I reached a point a few years back where what I knew was of more value than what I could install, which is when I set up Telemental as a Design Consultancy. I’m 48 and I’m kidding myself if I think I can out-install a 25-year-old who plays five-a-side 4 times a week. On the flip side, I have experience and knowledge that allow me to bring a perspective to electrical installation that can sit in between the architect, the client and that 25-year-old to make the building better. Writing the book for the IET is a really big moment for me, I’m honoured to be able to offer the book I needed six or seven years ago. Making the transition between installer through designer to author feels progressively more exposed, you have to bring the sum of your knowledge to bear into a freeze-frame in a document. That’s scary, a different kind of scary to maybe worrying if your cables are safe from the chippies – but still scary.
What advice would you give anyone leaving a very established career and entering electrical, as you did?
Again I have to return to the advice I wish I’d given myself 10 years ago, take time to get your head around business admin and accounting before you immerse yourself in the tools and the tech. You are not going to be as fast as that 25-year-old so don’t compete on price. Get a business head on you and work out what you can compete on; everything else - the tools, the training the marketing - should flow from that.
What advice would you give anyone looking to expand on their current business offering?
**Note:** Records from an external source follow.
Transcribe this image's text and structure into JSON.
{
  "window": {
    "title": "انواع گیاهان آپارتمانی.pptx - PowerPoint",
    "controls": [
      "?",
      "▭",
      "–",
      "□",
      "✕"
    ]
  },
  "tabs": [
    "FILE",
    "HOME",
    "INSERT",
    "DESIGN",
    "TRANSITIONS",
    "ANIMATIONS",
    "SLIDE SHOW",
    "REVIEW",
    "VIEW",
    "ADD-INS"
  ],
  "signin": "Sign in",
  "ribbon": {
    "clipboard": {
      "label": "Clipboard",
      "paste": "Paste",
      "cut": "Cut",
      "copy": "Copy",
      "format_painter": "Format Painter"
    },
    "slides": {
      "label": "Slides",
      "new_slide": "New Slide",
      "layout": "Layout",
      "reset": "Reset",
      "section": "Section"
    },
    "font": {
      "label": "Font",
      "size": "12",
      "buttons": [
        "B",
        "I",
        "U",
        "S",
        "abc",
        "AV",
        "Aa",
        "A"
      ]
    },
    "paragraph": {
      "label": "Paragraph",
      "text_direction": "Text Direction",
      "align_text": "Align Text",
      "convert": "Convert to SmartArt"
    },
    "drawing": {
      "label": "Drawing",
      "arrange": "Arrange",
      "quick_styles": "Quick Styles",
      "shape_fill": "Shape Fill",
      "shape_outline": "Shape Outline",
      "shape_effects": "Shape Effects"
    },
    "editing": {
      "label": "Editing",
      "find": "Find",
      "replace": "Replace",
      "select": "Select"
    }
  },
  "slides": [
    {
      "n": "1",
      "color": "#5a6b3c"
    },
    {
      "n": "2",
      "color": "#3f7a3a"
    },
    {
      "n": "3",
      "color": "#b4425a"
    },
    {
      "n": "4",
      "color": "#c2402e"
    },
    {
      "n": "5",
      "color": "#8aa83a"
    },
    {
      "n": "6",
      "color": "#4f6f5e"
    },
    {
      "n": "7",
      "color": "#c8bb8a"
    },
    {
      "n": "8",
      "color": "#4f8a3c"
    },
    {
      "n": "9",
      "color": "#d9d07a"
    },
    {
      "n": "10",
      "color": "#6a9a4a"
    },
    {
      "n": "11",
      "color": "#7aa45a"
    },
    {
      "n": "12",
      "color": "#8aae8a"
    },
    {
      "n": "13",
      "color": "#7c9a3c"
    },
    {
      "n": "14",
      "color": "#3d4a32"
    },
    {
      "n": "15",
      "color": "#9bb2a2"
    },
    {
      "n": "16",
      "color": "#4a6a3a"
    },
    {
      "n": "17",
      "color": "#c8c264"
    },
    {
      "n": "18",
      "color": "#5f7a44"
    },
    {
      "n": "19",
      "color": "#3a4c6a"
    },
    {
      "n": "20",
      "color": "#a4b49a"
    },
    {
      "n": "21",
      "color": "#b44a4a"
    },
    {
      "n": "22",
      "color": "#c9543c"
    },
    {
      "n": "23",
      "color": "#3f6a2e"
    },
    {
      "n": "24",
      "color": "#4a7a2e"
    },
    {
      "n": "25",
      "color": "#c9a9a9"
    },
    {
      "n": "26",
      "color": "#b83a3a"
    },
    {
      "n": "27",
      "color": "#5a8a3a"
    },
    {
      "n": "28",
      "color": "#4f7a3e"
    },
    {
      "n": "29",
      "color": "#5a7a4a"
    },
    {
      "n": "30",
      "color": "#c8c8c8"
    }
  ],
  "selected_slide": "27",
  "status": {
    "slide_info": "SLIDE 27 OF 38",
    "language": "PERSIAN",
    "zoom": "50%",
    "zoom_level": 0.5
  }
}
If we’re talking about the expansion of a bog-standard electrical installation business into one offering smart tech then I would say get yourself to some trade shows and take advantage of what’s on offer from channels like the IET and Voltimum. Also more and more manufacturers are developing smart variations on their product lines and are offering demo and training to people like you who they badly need. This is probably a good way to start, don’t be like me and pile in for the pricey NASA-style training.